Re: Smart match & substitution
by Anonymous Monk on Feb 09, 2015 at 11:52 UTC

    Smart matching, introduced in Perl v5.10, was retroactively made experimental, with warnings as of v5.18. That means the operator may undergo significant changes or even be removed later! In general, if you want your code to be compatible across many versions of Perl, using regular loops, map or grep instead of its distributive property is better.

    In this case, since in your example all the replacement parts of s/// are empty, the "looping over an array of regular expressions" technique is probably better. Also, unless the order of the substitutions you show in your example matters, maybe some of your regular expressions can be condensed (e.g. maybe s{[/?;.].*}{}?).

Re: Smart match & substitution
by CountZero (Bishop) on Feb 09, 2015 at 18:46 UTC
    An infinite number of regexes even when processed "faster than the speed of light" (whatever that may mean) will still take an infinite amount of time and no measure of optimizing it will make the slightest difference.

    CountZero

    A program should be light and agile, its subroutines connected like a string of pearls.
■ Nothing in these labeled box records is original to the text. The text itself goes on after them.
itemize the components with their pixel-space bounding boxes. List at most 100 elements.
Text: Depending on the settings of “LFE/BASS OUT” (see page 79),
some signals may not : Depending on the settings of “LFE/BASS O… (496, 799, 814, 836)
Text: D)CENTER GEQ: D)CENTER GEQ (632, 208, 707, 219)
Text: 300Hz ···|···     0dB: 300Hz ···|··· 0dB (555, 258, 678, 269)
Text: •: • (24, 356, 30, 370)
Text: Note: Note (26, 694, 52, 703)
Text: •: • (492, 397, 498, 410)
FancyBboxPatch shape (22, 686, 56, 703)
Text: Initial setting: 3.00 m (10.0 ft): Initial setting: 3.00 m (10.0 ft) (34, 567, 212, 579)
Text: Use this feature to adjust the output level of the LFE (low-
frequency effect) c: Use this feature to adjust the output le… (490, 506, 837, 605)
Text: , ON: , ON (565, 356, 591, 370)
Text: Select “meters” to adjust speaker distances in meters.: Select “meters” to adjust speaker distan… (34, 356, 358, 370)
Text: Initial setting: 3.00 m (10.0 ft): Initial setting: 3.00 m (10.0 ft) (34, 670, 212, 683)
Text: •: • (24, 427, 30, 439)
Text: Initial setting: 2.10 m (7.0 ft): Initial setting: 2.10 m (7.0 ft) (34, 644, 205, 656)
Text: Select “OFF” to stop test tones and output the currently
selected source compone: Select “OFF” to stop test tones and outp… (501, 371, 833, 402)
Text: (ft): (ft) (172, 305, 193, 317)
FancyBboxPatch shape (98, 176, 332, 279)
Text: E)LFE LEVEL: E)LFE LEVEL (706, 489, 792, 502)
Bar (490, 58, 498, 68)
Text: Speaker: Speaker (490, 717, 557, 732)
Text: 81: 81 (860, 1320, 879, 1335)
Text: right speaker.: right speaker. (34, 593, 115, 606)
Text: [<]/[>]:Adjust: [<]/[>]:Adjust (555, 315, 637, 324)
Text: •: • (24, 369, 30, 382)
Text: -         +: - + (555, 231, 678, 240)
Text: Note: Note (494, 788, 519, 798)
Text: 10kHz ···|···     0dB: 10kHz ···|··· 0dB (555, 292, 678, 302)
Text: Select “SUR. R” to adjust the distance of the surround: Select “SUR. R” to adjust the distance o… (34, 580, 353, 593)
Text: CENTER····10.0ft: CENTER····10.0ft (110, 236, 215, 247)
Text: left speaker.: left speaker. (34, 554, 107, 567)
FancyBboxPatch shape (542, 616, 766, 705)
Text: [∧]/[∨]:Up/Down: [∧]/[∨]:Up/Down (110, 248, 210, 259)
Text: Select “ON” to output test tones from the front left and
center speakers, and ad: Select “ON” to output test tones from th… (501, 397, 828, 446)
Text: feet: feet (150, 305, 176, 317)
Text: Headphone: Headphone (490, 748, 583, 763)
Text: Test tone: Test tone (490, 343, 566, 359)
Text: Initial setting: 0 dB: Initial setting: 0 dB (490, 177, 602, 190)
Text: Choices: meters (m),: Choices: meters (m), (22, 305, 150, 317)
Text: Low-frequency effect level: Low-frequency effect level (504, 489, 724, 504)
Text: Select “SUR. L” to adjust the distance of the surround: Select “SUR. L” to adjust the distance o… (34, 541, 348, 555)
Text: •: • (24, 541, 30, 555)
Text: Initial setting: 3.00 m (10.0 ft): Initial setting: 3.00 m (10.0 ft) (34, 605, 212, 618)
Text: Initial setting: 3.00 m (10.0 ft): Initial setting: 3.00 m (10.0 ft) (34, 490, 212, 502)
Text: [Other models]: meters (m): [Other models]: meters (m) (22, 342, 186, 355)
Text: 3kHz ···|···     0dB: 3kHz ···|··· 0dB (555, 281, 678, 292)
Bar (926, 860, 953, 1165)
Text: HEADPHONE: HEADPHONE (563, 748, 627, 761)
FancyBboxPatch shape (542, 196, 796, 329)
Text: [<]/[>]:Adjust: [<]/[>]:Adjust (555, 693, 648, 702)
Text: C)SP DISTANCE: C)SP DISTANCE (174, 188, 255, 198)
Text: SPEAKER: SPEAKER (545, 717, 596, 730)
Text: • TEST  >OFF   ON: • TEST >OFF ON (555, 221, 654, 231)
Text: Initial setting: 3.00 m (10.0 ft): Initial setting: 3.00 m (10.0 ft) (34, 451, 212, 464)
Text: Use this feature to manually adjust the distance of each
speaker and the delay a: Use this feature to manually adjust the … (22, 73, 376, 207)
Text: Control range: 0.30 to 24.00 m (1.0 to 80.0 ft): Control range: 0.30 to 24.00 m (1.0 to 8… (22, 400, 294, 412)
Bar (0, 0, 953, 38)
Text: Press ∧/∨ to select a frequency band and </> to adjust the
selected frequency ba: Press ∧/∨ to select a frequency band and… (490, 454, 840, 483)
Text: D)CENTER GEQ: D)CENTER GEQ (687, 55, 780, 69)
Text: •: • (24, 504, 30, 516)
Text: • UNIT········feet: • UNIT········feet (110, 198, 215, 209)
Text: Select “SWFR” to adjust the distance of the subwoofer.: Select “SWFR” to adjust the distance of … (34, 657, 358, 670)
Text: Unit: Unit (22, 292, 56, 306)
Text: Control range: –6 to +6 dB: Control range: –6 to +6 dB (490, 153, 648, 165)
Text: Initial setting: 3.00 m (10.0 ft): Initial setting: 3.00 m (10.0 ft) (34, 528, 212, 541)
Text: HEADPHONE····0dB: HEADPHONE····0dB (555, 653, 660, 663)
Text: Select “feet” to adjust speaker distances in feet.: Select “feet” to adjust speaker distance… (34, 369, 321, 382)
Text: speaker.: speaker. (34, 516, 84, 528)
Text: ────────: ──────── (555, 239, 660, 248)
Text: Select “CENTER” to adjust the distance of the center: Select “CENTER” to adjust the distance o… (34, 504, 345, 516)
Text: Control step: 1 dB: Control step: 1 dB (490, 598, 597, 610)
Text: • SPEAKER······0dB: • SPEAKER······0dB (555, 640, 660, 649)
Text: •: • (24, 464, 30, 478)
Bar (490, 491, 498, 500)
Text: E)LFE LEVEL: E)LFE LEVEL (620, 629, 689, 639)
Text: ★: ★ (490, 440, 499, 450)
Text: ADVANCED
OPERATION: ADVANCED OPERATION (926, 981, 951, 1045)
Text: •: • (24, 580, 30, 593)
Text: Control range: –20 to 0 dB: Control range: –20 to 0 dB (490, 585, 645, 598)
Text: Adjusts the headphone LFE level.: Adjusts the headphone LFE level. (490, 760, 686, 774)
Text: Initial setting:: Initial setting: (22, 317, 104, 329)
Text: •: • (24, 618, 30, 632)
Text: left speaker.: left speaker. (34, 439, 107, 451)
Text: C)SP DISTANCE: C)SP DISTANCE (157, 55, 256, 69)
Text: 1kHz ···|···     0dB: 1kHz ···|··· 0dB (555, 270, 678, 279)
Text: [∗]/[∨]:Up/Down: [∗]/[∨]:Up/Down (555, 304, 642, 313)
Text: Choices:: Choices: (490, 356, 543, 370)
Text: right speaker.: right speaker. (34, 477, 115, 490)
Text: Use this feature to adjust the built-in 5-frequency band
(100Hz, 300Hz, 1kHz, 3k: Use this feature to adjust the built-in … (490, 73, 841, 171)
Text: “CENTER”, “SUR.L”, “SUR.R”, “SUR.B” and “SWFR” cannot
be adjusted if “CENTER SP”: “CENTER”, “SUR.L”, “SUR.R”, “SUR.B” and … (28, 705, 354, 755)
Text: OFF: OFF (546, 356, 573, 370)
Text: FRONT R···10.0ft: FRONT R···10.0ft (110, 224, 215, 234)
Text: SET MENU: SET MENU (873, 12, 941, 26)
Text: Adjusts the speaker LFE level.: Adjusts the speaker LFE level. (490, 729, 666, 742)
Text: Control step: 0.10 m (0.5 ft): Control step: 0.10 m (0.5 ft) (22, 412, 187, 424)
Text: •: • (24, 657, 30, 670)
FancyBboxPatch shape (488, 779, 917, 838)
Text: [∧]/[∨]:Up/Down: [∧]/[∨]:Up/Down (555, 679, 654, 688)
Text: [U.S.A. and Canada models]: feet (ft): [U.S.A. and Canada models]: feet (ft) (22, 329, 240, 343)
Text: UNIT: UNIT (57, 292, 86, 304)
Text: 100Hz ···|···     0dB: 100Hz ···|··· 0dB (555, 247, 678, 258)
The spirit and intent of the program should be retained throughout. There should be neither too little or too much, neither needless loops nor useless variables, neither lack of structure nor overwhelming rigidity." - The Tao of Programming, 4.1 - Geoffrey James

    My blog: Imperial Deltronics
      Well according to Albert would "faster than light" mean to travel back in time... (at least that's the interpretation of Minkowski diagrams) IIRC...
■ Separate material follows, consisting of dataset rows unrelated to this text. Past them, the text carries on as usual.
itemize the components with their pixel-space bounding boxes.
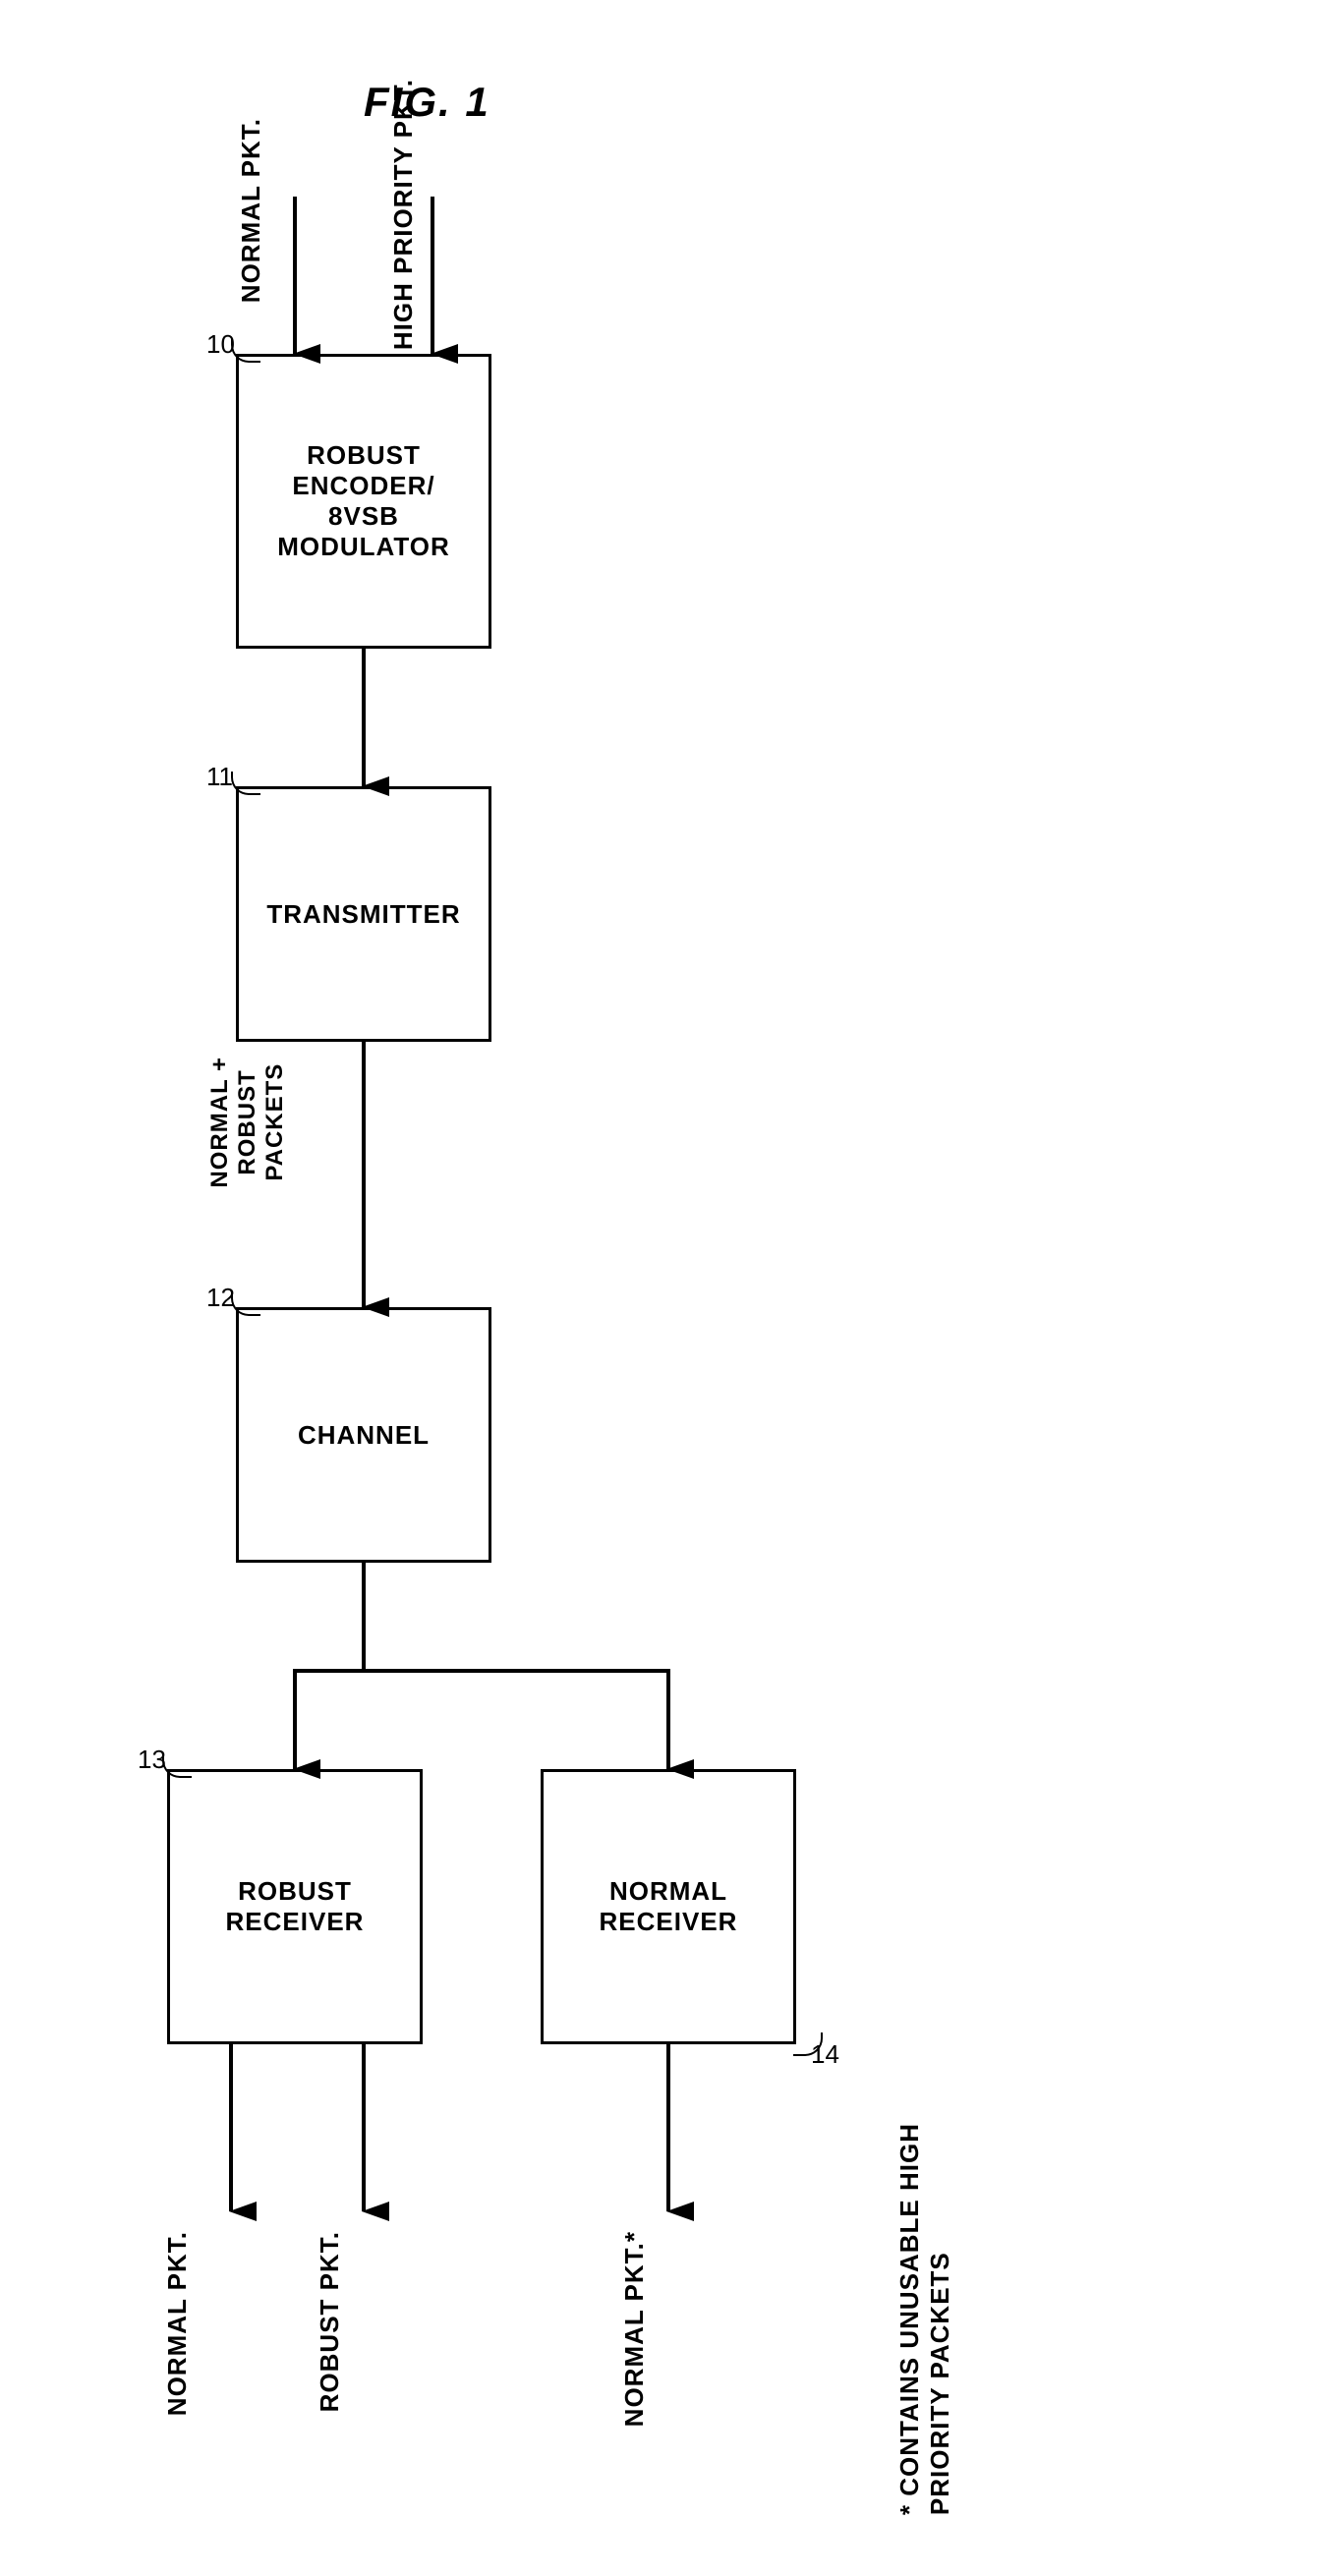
label-output-normal-pkt: NORMAL PKT. [162,2231,193,2416]
label-input-normal-pkt: NORMAL PKT. [236,118,266,303]
label-normal-robust-packets: NORMAL + ROBUST PACKETS [206,1057,289,1188]
label-output-normal-pkt-star: NORMAL PKT.* [619,2231,650,2427]
footnote-line: PRIORITY PACKETS [925,2252,954,2515]
box-line: TRANSMITTER [266,899,460,930]
box-channel: CHANNEL [236,1307,491,1563]
box-robust-receiver: ROBUST RECEIVER [167,1769,423,2044]
figure-1: FIG. 1 ROBUST ENCODER/ 8VSB MODULATOR 10… [39,39,1285,2537]
arrow-split-left [295,1671,364,1769]
box-line: MODULATOR [277,532,450,562]
edge-label-line: ROBUST [234,1069,260,1174]
box-line: 8VSB [328,501,399,532]
box-line: RECEIVER [600,1907,738,1937]
footnote-star: * CONTAINS UNUSABLE HIGH PRIORITY PACKET… [894,2123,955,2515]
figure-title: FIG. 1 [364,79,490,126]
box-line: ROBUST [238,1876,352,1907]
box-line: RECEIVER [226,1907,365,1937]
edge-label-line: PACKETS [261,1063,288,1181]
label-output-robust-pkt: ROBUST PKT. [315,2231,345,2412]
box-transmitter: TRANSMITTER [236,786,491,1042]
footnote-line: * CONTAINS UNUSABLE HIGH [894,2123,924,2515]
box-line: NORMAL [609,1876,727,1907]
box-line: CHANNEL [298,1420,430,1451]
ref-num-11: 11 [206,762,233,792]
edge-label-line: NORMAL + [206,1057,233,1188]
box-normal-receiver: NORMAL RECEIVER [541,1769,796,2044]
label-input-high-priority-pkt: HIGH PRIORITY PKT. [388,79,419,350]
box-robust-encoder: ROBUST ENCODER/ 8VSB MODULATOR [236,354,491,649]
arrow-split-right [364,1671,668,1769]
box-line: ROBUST [307,440,421,471]
box-line: ENCODER/ [292,471,434,501]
      Though you should go on diet first, since your mass would become infinite at speed of light, otherwise you'll have your personal episode of big bang theory. ;)

      Cheers Rolf

      PS: Je suis Charlie!

        Yes, indeed. An astute comment! Time will run backwards, but still for an infinite amount of (backwards) time.

        CountZero

        A program should be light and agile, its subroutines connected like a string of pearls. The spirit and intent of the program should be retained throughout. There should be neither too little or too much, neither needless loops nor useless variables, neither lack of structure nor overwhelming rigidity." - The Tao of Programming, 4.1 - Geoffrey James

        My blog: Imperial Deltronics
Re: Smart match & substitution
by Anonymous Monk on Feb 09, 2015 at 09:49 UTC
    Spaghetti code is when code jumps back and forth in a difficult to understand manner... what you've shown is not it. I see no particular problems with your code (other then it being kind of nonsense... maybe show something more real?)